Помню, как она, помирая со смеху, пересказывала один эпизод, приключившийся уже не в бытность ее возлюбленной цесаревича, уже после его коронации, но тогда ее прежнее положение еще внушало некий трепет и ей многое сходило с рук. В Мариинке ставили "Тщетную предосторожность". Танцевать партию Лизы должна была Ольга Преображенская, с которой у М.К. были какие-то контры. На сцене находилась клетка – для большей убедительности. И вот в тот момент, когда в финальной сцене Марцеллина выпускает из амбара Лизу с Коленом, от которого так хотела избавить дочь, и Лиза начинает танцевать, клетка открылась. Перепуганные куры метались по помосту, добавляя нелепости в и без того комическую сцену. Публика была в восторге и хохотала до упаду. вот только танцевать Преображенская совершенно не могла, стояла растерянная, ломая руки.
Установить, чьими происками совершился такой конфуз, не удалось. Приписывали это, конечно, М.К., но не пойман – не вор. Во всяком случае, это сошло ей с рук – по старой памяти. Однако против нее постепенно ополчились и дирекция театра, и коллеги. Ей все труднее становилось получать ведущие партии. Раз или два приходилось напрямую обращаться для поддержки к самому императору – пользуясь его разрешением.

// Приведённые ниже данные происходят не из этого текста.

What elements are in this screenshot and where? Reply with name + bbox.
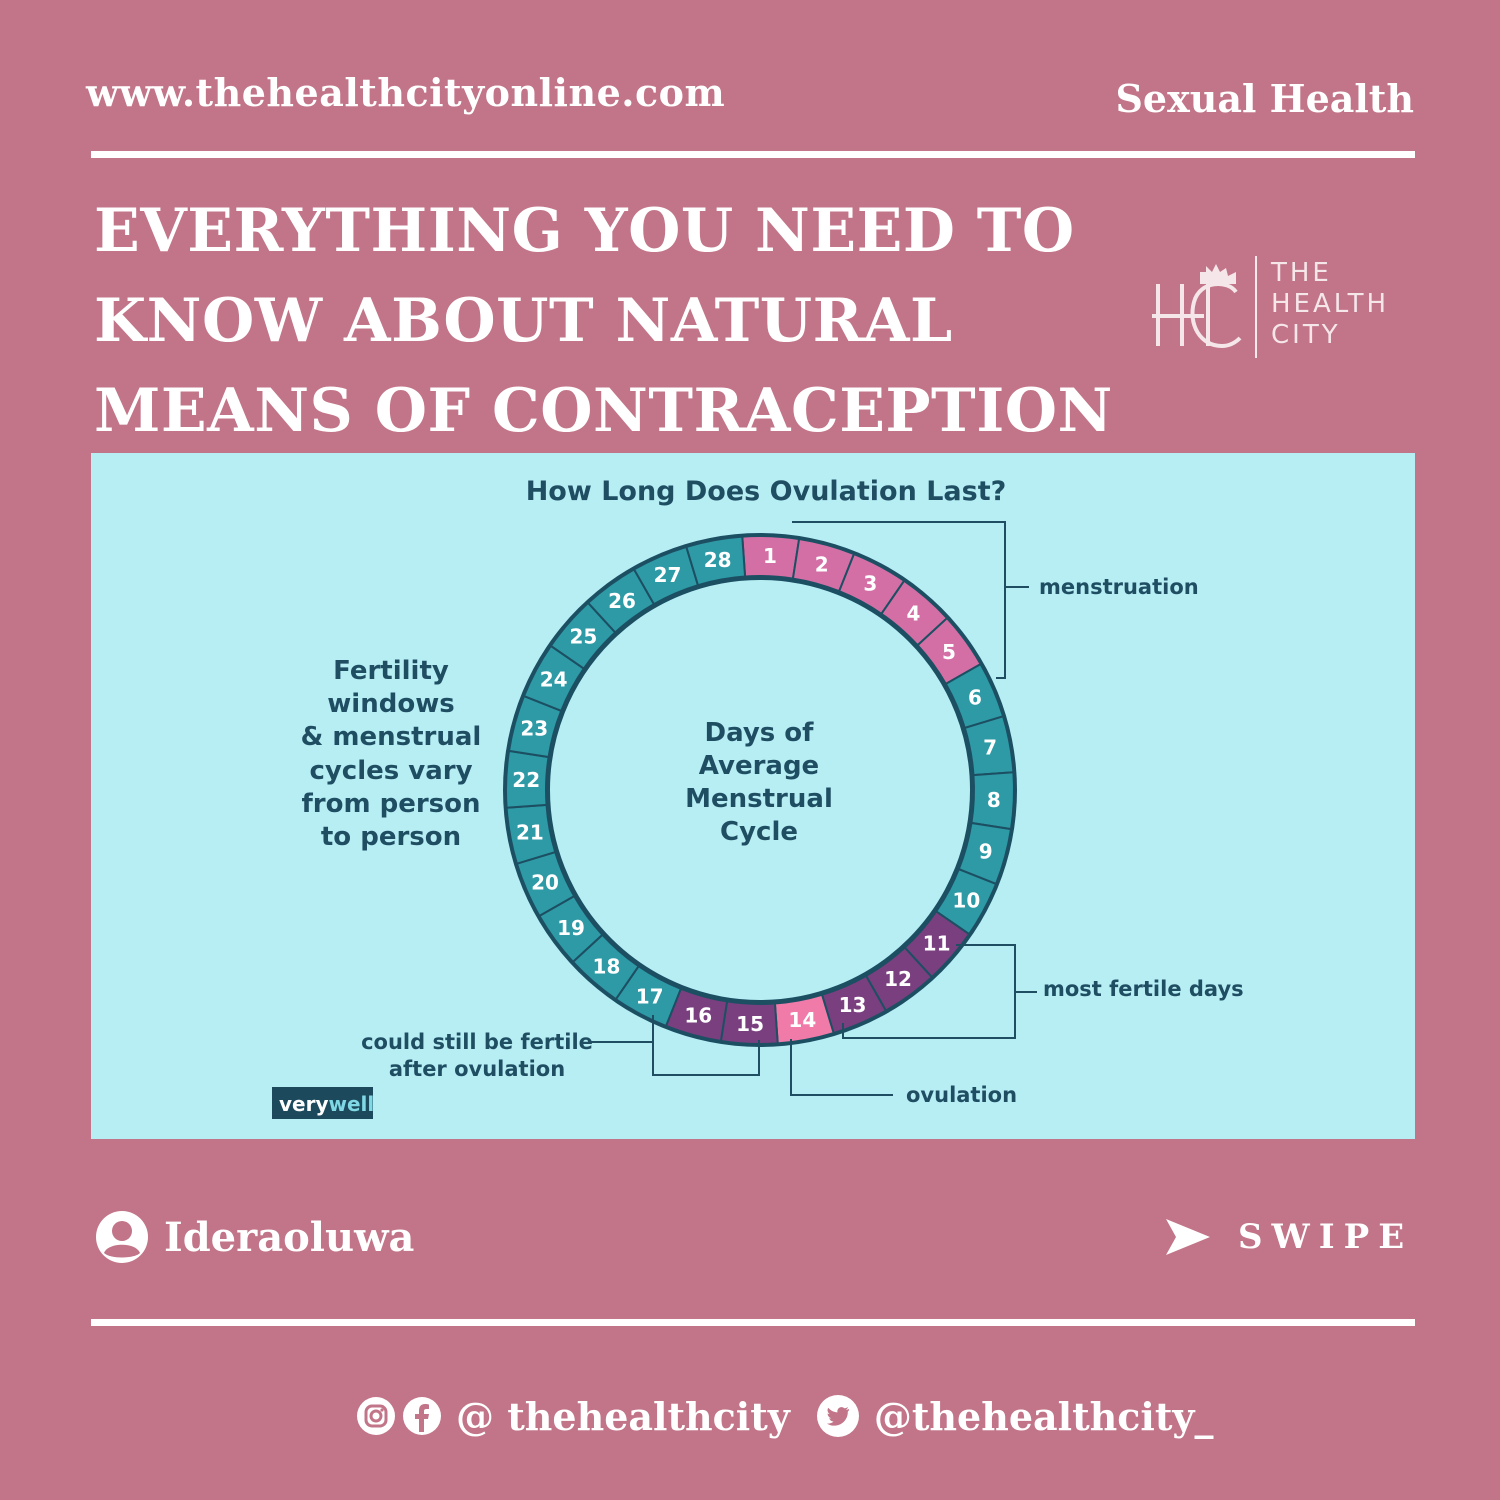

М.К. признавалась, что смогла пережить потерю Ники только благодаря Сергею Михайловичу. Конечно, она не испытывала к нему такого чувства, которое можно было бы сравнить с прежним, но всем своим отношением он завоевал ее сердце, и Маля искренне его полюбила.
Во всяком случае, она так говорила.
Сергей Михайлович баловал ее как мог, ни в чем не отказывал и старался предупредить все ей желания. Однако она знала, что может безнаказанно рвать его сердце на части, и разорвала-таки, когда в ее жизни появился сначала Николай Скалон, по прозвищу Боба, а потом и великий князь Андрей Владимирович.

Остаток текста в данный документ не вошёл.